Олег вдруг стал совершенно другим.

– Доказать? – переспросил он. – Вообще-то есть один способ…

4

Да! Да! Да! Сегодня пришло первое письмо от Олега!

Хорошо, что я все-таки заставила маму снабдить меня безлимитным интернетом на всё лето.

– Ты не понимаешь, – убеждала она меня, – какое это счастье оказаться на пару месяцев без телефона, без интернета, безо всякой связи с городской жизнью!

– Ну ма-а-ам… – тупо отвечала я.

– Давай ты лучше будешь купаться, гулять, загорать, в лес ходить, а не пялиться в экран!

Я клятвенно обещала купаться и ходить в лес. Но с телефоном.

– А если я вдруг в лесу потеряюсь? А будет у меня телефон, меня тут же найдут!

Я умоляла, подлизывалась, давила на жалость. Я переходила из режима маменькиной детки в режим ответственного взрослого человека. Я соглашалась на всё. Я уже могла бы запросто написать статью «105 причин обеспечить ребенка интернетом».

Мамина стойкость постепенно давала трещину. С каждым моим аргументом трещина становилась всё глубже.

Но окончательно ее убедил мой самый странный довод:

– Обещаю не ныть по поводу моря!

Тут мама посмотрела на меня так, что я поняла: победа! Сделка состоялась.

– Точно не будешь?

– Да! Да! Точно!

И вот сегодня пришло первое письмо.

Я услышала негромкий звяк телефона в тот момент, когда, по идее, вообще ничего не должна была слышать, – прямо во время обеда.

Объясню.

Моя бабушка готовит вкусно. Говорит, что ей самой много не нужно. С сентября по май она даже чай в магазине не покупает, пьет какие-то травки или простой кипяток. И варит себе жидкие кашки. Плюс неизменные бутерброды из серого хлеба с тушеной свеклой. Зато летом, когда приезжают внуки, она превращается в супер-шефа! От одного запаха ее блюд слюнки текут!
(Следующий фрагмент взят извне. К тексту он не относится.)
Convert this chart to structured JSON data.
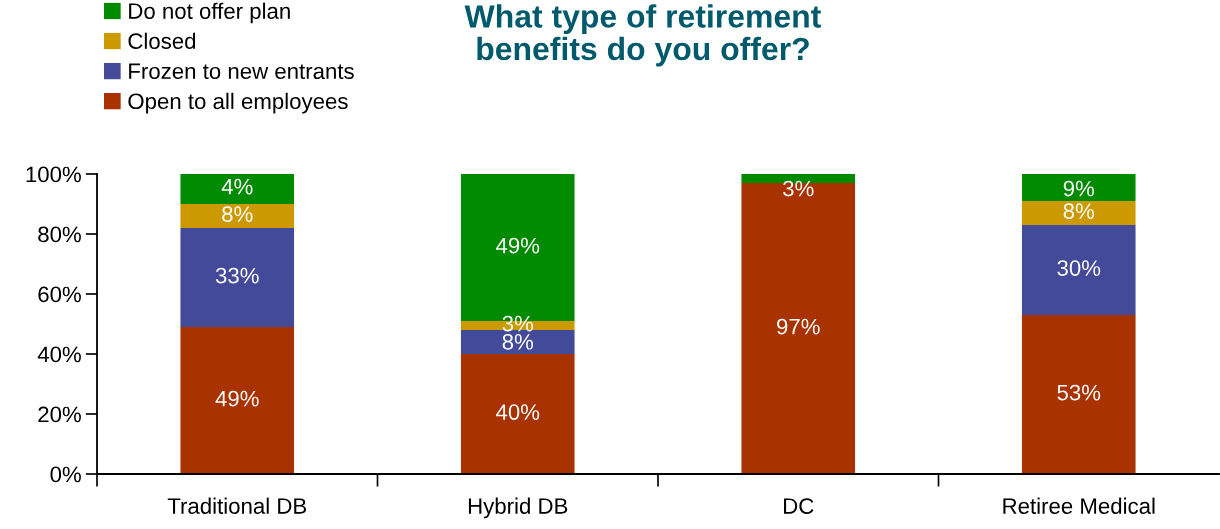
{
  "chart_data": {
    "type": "bar",
    "title": "What type of retirement\nbenefits do you offer?",
    "categories": [
      "Traditional DB",
      "Hybrid DB",
      "DC",
      "Retiree Medical"
    ],
    "series": [
      {
        "name": "Open to all employees",
        "color": "#a83200",
        "values": [
          49,
          40,
          97,
          53
        ],
        "value_labels": [
          "49%",
          "40%",
          "97%",
          "53%"
        ]
      },
      {
        "name": "Frozen to new entrants",
        "color": "#434a9a",
        "values": [
          33,
          8,
          null,
          30
        ],
        "value_labels": [
          "33%",
          "8%",
          null,
          "30%"
        ]
      },
      {
        "name": "Closed",
        "color": "#cc9900",
        "values": [
          8,
          3,
          null,
          8
        ],
        "value_labels": [
          "8%",
          "3%",
          null,
          "8%"
        ]
      },
      {
        "name": "Do not offer plan",
        "color": "#008a00",
        "values": [
          10,
          49,
          3,
          9
        ],
        "value_labels": [
          null,
          "49%",
          "3%",
          "9%"
        ]
      }
    ],
    "annotations": [
      {
        "text": "4%",
        "x": "Traditional DB",
        "y": 100
      }
    ],
    "stacked": true,
    "ylim": [
      0,
      100
    ],
    "yticks": [
      {
        "value": 0,
        "label": "0%"
      },
      {
        "value": 20,
        "label": "20%"
      },
      {
        "value": 40,
        "label": "40%"
      },
      {
        "value": 60,
        "label": "60%"
      },
      {
        "value": 80,
        "label": "80%"
      },
      {
        "value": 100,
        "label": "100%"
      }
    ],
    "legend": "top left",
    "grid": false
  }
}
Другие внуки, мои двоюродные братья и сестра, приезжают очень редко, потому что живут в Америке. Это как праздник. А я у нее – внучка на каждый день. Поэтому в основном бабушка на мне и отрывается.

Обожаю войти в новый день вот так – чтобы солнце мелкими зайчиками скакало по подушке, и сразу, сквозь дрему – божественный запах бабушкиных оладушек. И можно прямо в ночнушке, толком не проснувшись, прибежать в кухню и схватить горячий оладушек. И – в холодную сметанку его, в свежайшую, желтоватую деревенскую сметанку! Или зачерпнуть ложкой землянику и положить ее прямо на толстый кусок черного хлеба!

Ни в одном ресторане мира не найти того, что бывает на бабушкиной кухне!

Первый месяц в деревне я ем, как троглодит, и никак не могу насытиться. Поглощаю бабулины яства целыми тарелками. А они всё не заканчиваются, как будто бабушка всю зиму готовила и сейчас просто достает пирог за пирогом из широкого рукава, как в сказке.

Когда я была маленькая, даже засыпала за столом от сытости. Сейчас удается вовремя сбежать – но через пару часов голодные ноги сами приносят меня на кухню.

Мама, когда приезжает сюда, начинает страшно завидовать:

– Как тебе, Юля, удается столько съесть и не толстеть?

Мы с бабушкой загадочно переглядываемся.

Это правда. От бабушкиной еды я совсем не толстею. У нас в классе есть девчонки, которые следят за фигурой. Бедняги! Да я бы с ума сошла, если бы пришлось здесь, у бабушки, сесть на диету!

5

Юля! – писал Олег. – Я много думал о нашем разговоре. Странная у нас получается история. Давай остановимся, пока не поздно. Мне не хочется втягивать тебя в свои проблемы.

И всё. Еще минуту назад я была счастливым человеком. Это письмо убило меня, как взгляд горгоны Медузы. Когда на занятиях в Пушкинском музее нам рассказывали, как она взглядом обращала людей в камень, меня это не трогало. Но сейчас я на собственной шкуре почувствовала: горгона среди нас.

Я сидела камень камнем и ни о чем не думала.

Я была уверена, что, как только начнется наша с Олегом переписка, он узнает, что я на самом деле лучше всех. Просто потому, что никто никогда не сможет полюбить его сильнее, чем я. Я могла бы доказать ему, что любовь – это не сказка, не миф, не выдумка. А он отказался.